Creating a complete inventory is an important step even though you may only be able to provide a summary in a Federal DMP due to length ( most less than two pages some only one paragraph) .
What is research purpose?
What type of data is it?
Examples: Spatial, temporal, observational, experimental, survey responses, etc.
How will the data be collected?
Examples: recorded interviews, surveys, models, sensors, image analysis, DNA sequencing, word counts, camera traps, etc.
How will the data be saved and opened?
(i.e. file types and file formats)
Example file types: text, spreadsheets, databases, digital images, sound files, digital video, computer code, algorithms, etc.
Example file formats: PDF (portable document format), .csv (comma separated values), .docx (Microsoft Word), .txt (plain text), etc.
How much data will be generated for this research?
How long will the data be collected and how often will it change?
Are you using data that someone else produced? If so, where is it from?
Who is responsible for managing the data? Who will ensure that the data management plan is carried out?
Various methods can be used to keep data organized. Some of these are simple things we do every day such as saving a new version of a draft using "Save As..." instead of "Save" while others require commitment and planning to implement. File management systems are a trade-off: while they take time to set up, they will save you time later by reducing errors.
While data organization and quality control methods are very important, they should not take up a significant portion of your federal DMP. As with all sections of the Federal DMP you will need to summarize.
Version control, also known as "file versioning", is when you save an updated file as a new file instead of overwriting the old file. This lets you "revert" back to an earlier version if needed. While this process can be done by hand it is much easier (and safer) to have a machine assist you. ( e.g. Git)
What documentation will you be creating in order to make the data understandable by other researchers?
Are you using metadata that is standard to your field? How will the metadata be managed and stored?
What file formats will be used? Do these formats conform to an open standard and/or are they proprietary?
Are you using a file format that is standard to your field? If not, how will you document the alternative you are using?
What directory and file naming convention will be used?
What are your local storage and backup procedures?
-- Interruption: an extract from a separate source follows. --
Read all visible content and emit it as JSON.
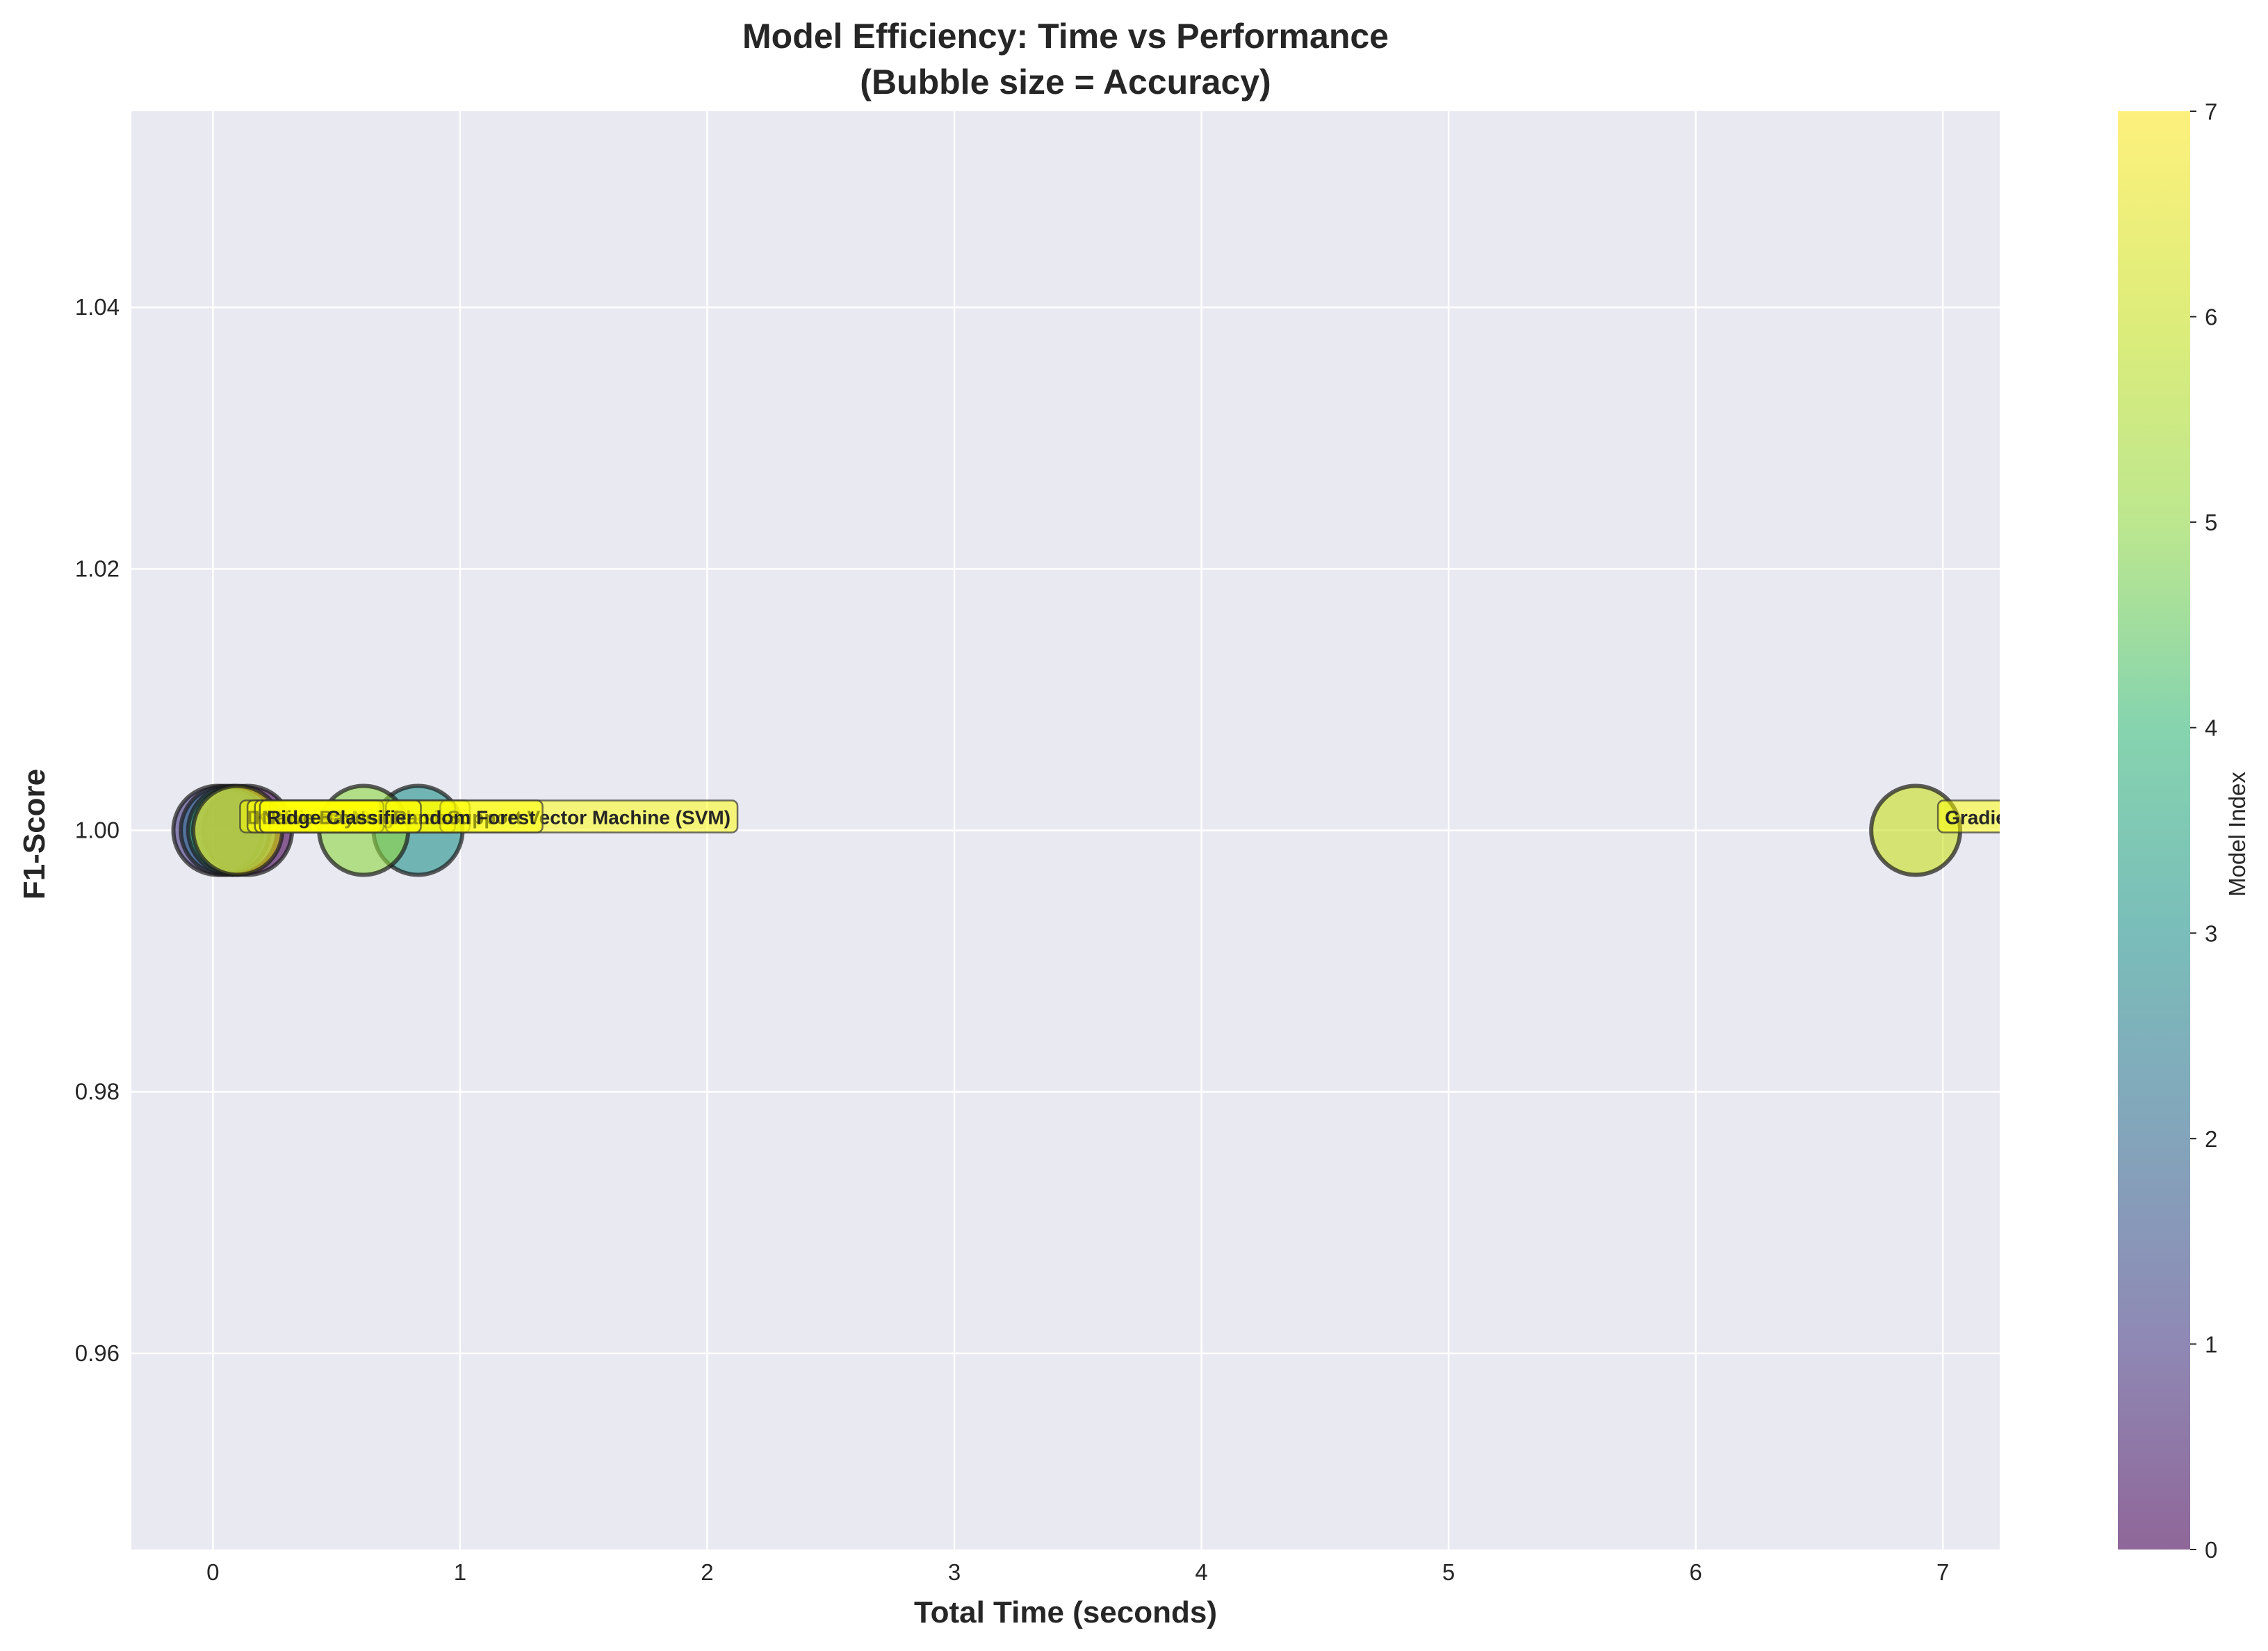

Will this data require secure storage?
It is important to understand that data sharing is an expected part of every data management plan requirement.
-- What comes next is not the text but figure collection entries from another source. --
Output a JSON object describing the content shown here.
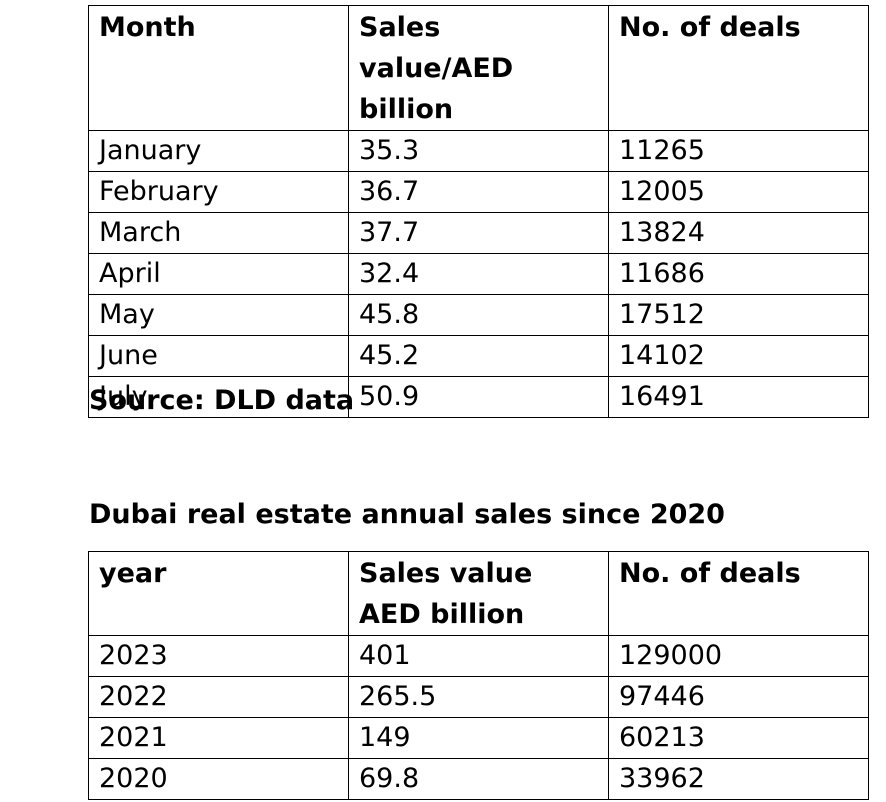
{
  "monthly_table": {
    "headers": [
      "Month",
      "Sales value/AED billion",
      "No. of deals"
    ],
    "rows": [
      [
        "January",
        "35.3",
        "11265"
      ],
      [
        "February",
        "36.7",
        "12005"
      ],
      [
        "March",
        "37.7",
        "13824"
      ],
      [
        "April",
        "32.4",
        "11686"
      ],
      [
        "May",
        "45.8",
        "17512"
      ],
      [
        "June",
        "45.2",
        "14102"
      ],
      [
        "July",
        "50.9",
        "16491"
      ]
    ]
  },
  "source_note": "Source: DLD data",
  "annual_section_title": "Dubai real estate annual sales since 2020",
  "annual_table": {
    "headers": [
      "year",
      "Sales value AED billion",
      "No. of deals"
    ],
    "rows": [
      [
        "2023",
        "401",
        "129000"
      ],
      [
        "2022",
        "265.5",
        "97446"
      ],
      [
        "2021",
        "149",
        "60213"
      ],
      [
        "2020",
        "69.8",
        "33962"
      ]
    ]
  }
}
There are a few cases when data sharing may not be appropriate. In general data which may compromise research subjects or be tied to intellectual property such as patents, are acceptable exceptions.
Data sharing is expected by both federal funders and an increasing number of journals. Requirements vary widely but there are some universal best practices to use as a starting point.
Data repositories are the best choice for research data sharing, distribution, and preservation.
The Data sharing tab on this guide provides a basic overview of the topic, links to some of the largest and well known data repositories, and tools to help you select a repository.
Data papers are a new type of scholarly publication that provide a citable manuscript and data documentation in one package. The tab on data sharing provides an overview of topic and a selective list of journals that publish these manuscripts.